Danach gehe ich zu Irina Iwanowna. Ihre Adresse bekam ich auch über das Hesed. Sie hat früher auch einmal als Freiwillige im Hesed geholfen, jetzt ist sie aber selbst alt und da sie keine Jüdin ist, kann das Hesed nichts für sie tun. Mit ihr trinke ich meistens auch erstmal Tee und werde dazu genötigt, etwas zu essen ("Kindchen, ich muss dich doch ernähren") . Danach helfe ich ihr dann im Haushalt, ich putze Fenster oder wische Staub oder was halt grade so zu tun ist. Irina war früher Deutsch- und Englischlehrerin, daher haben wir am Anfang meist Deutsch gesprochen, mittlerweile sprechen wir über einfachere Dinge auf Russisch und wenn ich dann etwas nicht verstehe doch auf Deutsch.
Über das Hesed besuche ich auch noch eine Familie, Mutter und Tochter. Die Tochter sitzt im Rollstuhl, kann aber mit Hilfe und mit einem extra für sie gebauten Gestell in der Wohnung laufen.

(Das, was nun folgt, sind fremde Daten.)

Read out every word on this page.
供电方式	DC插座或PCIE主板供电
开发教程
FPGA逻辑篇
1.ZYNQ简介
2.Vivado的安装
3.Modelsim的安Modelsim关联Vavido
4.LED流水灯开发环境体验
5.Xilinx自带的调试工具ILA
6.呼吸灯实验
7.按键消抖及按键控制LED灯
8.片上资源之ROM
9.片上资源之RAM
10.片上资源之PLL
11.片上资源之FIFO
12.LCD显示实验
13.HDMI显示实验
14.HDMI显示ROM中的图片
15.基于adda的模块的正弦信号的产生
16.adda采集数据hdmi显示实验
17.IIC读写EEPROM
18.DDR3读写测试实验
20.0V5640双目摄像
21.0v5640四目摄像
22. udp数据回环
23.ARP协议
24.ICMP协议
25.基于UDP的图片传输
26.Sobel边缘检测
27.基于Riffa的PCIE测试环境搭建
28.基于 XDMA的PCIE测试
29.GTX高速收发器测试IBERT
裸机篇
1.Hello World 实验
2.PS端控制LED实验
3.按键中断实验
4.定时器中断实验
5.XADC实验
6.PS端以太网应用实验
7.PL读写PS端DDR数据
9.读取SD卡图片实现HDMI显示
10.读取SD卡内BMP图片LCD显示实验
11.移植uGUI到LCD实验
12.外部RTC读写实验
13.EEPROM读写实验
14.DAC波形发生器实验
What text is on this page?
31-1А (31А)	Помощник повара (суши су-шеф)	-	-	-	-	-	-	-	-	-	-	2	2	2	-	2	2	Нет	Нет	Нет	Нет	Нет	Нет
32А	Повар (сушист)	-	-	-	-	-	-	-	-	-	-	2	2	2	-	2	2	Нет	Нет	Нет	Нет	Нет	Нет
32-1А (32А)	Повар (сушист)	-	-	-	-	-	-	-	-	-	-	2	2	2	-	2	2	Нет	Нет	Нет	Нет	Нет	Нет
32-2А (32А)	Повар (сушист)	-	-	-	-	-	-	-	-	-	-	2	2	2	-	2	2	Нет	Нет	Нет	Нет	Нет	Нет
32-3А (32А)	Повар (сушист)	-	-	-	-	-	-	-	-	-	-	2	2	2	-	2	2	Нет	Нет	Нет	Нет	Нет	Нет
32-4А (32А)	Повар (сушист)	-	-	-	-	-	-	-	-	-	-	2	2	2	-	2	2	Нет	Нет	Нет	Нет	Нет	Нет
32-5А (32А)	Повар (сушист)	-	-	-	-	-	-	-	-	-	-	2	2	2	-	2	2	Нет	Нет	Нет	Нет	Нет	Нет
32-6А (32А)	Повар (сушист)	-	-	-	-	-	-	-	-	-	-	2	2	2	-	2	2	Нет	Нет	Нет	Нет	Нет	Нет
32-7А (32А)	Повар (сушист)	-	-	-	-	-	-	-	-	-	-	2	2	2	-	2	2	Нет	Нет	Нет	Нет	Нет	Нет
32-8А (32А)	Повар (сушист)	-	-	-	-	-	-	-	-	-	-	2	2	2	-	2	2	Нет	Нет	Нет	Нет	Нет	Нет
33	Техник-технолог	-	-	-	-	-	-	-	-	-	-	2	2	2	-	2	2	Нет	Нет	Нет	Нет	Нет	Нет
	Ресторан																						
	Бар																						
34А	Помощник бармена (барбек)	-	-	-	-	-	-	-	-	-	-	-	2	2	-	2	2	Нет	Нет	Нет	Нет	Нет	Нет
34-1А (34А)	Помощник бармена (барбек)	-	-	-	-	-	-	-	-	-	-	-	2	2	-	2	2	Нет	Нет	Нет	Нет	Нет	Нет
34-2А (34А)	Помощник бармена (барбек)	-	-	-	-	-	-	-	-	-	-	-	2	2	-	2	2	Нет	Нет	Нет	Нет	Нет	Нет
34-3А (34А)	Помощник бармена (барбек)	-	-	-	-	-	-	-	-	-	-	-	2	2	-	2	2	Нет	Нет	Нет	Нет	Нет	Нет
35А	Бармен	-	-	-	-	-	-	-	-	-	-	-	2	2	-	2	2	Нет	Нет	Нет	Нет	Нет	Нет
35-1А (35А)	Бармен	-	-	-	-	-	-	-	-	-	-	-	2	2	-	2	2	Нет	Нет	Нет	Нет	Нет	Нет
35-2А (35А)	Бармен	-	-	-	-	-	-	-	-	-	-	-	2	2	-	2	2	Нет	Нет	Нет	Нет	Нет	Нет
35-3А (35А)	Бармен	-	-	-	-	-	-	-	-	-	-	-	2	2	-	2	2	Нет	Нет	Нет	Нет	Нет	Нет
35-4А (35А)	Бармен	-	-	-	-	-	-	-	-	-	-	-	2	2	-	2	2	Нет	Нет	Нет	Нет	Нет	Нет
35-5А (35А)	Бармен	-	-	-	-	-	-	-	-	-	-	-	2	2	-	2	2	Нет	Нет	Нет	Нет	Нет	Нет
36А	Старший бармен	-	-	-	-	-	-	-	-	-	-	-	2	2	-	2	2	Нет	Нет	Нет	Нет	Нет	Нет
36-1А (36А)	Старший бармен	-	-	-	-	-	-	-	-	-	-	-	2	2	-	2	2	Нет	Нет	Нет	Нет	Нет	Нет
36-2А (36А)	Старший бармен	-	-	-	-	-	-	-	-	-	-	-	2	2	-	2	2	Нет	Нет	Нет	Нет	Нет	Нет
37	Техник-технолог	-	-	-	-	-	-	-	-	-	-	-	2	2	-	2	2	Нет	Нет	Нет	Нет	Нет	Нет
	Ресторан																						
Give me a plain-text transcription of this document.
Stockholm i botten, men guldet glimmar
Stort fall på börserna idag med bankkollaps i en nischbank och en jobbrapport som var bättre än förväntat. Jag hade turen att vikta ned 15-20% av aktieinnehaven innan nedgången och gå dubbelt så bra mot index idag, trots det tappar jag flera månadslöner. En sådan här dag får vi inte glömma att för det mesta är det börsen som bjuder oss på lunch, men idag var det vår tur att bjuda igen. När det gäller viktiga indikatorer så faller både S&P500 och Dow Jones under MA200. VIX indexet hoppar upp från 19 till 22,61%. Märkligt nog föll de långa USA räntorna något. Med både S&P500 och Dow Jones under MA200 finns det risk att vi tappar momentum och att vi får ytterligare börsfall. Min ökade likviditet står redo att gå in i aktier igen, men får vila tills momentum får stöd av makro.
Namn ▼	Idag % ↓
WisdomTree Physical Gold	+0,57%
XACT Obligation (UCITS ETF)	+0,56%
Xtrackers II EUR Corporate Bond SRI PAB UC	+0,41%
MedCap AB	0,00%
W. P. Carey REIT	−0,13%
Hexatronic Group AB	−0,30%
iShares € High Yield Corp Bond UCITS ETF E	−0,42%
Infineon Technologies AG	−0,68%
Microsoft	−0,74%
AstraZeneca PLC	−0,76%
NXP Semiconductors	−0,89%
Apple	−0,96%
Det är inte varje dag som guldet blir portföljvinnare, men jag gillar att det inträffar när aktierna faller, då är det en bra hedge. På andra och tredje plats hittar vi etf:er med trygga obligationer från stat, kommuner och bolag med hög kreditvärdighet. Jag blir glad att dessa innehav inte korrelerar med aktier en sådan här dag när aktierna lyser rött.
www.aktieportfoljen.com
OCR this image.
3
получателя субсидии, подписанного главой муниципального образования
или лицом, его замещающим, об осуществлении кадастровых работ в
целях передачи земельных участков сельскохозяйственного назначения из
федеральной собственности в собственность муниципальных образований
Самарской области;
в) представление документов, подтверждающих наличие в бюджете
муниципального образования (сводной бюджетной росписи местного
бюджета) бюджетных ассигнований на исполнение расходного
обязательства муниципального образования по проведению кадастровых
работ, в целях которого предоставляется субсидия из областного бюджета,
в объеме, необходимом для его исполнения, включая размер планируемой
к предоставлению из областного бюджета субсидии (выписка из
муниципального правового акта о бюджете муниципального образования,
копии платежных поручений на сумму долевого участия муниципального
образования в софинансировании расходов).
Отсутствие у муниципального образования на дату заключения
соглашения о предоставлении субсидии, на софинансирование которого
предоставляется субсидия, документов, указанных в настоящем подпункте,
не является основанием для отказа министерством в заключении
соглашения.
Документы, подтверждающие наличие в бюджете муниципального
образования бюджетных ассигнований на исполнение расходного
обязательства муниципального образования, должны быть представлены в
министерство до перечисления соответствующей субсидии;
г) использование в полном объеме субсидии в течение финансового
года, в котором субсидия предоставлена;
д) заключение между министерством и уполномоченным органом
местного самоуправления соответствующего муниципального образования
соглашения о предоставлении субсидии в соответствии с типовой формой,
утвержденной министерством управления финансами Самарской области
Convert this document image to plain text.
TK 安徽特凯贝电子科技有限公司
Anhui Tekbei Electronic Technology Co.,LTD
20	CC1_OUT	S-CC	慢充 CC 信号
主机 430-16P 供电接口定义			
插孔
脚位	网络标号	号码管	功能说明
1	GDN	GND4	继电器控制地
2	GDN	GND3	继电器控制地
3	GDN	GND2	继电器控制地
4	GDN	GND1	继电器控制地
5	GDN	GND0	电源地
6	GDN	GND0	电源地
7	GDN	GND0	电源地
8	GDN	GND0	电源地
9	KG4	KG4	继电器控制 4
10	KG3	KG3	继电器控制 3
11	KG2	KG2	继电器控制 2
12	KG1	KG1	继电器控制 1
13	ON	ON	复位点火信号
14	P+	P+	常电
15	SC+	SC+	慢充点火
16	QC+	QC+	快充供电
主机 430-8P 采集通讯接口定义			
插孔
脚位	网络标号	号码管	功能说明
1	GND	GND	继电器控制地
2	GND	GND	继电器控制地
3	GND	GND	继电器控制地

Ihnen helfe ich auch manchmal im Haushalt, oder ich gehe mit der Tochter spazieren oder unterhalte mich einfach mit ihr.
Dienstags bin ich in der Geschichtswerkstatt, das ist ein Museum auf dem Gelände des ehemaligen Ghettos von Minsk, dort gibt es eine Ausstellung über die Schicksale ehemaliger Zwangsarbeiter in Deutschland, außerdem ganz viele Veranstaltungen und Diskussionsrunden. Eine Veranstaltung ist der "Club der deutschen Sprache". Dort treffen sich mehrere ältere Damen und Herren, die Deutsch lernen. Ich habe dort schon eine PP- Präsentation über Merzig und das Saarland gehalten, ansonsten lesen wir dort momentan zum Beispiel Aschenputtel von den Gebrüdern Grimm oder auch Emil und die Detektive. Nach dem "Unterricht" wird dann noch immer Tee getrunken und erzählt. In der Geschichtswerkstatt habe ich ansonsten auch schon bei dem Korrekturlesen eines Buches geholfen. In dem Buch wird anhand von Interviews die Schicksale von Menschen erzählt, die in Deutschland Zwangsarbeit leisten mussten.
Über die Geschichtswerkstatt besuche ich auch noch Anna Iwanowna. Sie war Zwangsarbeiterin in Deutschland und wohnt ganz in meiner Nähe, ihr helfe ich auch im Haushalt.
Zwei Tage die Woche arbeite ich dann noch auf der Kleinkinderstation im Kinderheim in Novinki. Die Arbeit dort ist sehr unterschiedlich, auf der einen Seite macht es mir viel Spaß mich mit den Kindern zu beschäftigen, aber die Zustände in Novinki sind manchmal auch sehr bedrückend. Glücklicherweise arbeitet auf der Kleinkinderstation eine nette Pädagogin, die mir am Anfang zu den einzelnen Kindern kurz etwas erzählt hat und die mir im Moment auch viel zeigt, was ich mit ihnen tun kann um sie zu fördern.

Soviel erstmal von mir, ich werde versuchen in den nächsten Tagen mal einige Fotos hochzuladen, muss aber schauen, denn auf meinem Computer funktioniert unser Internet nicht, also muss ich immer meine Mitbewohnerin Hannah um den Laptop angammeln... Ich hoffe aber, dass das sich ändert, wenn mein Laptop wieder XP drauf hat und einer unserer deutschen Mitfreiwilligen hat versprochen mir das zu machen.

Viele Grüße aus dem sonnigen und herbstlichen Minsk!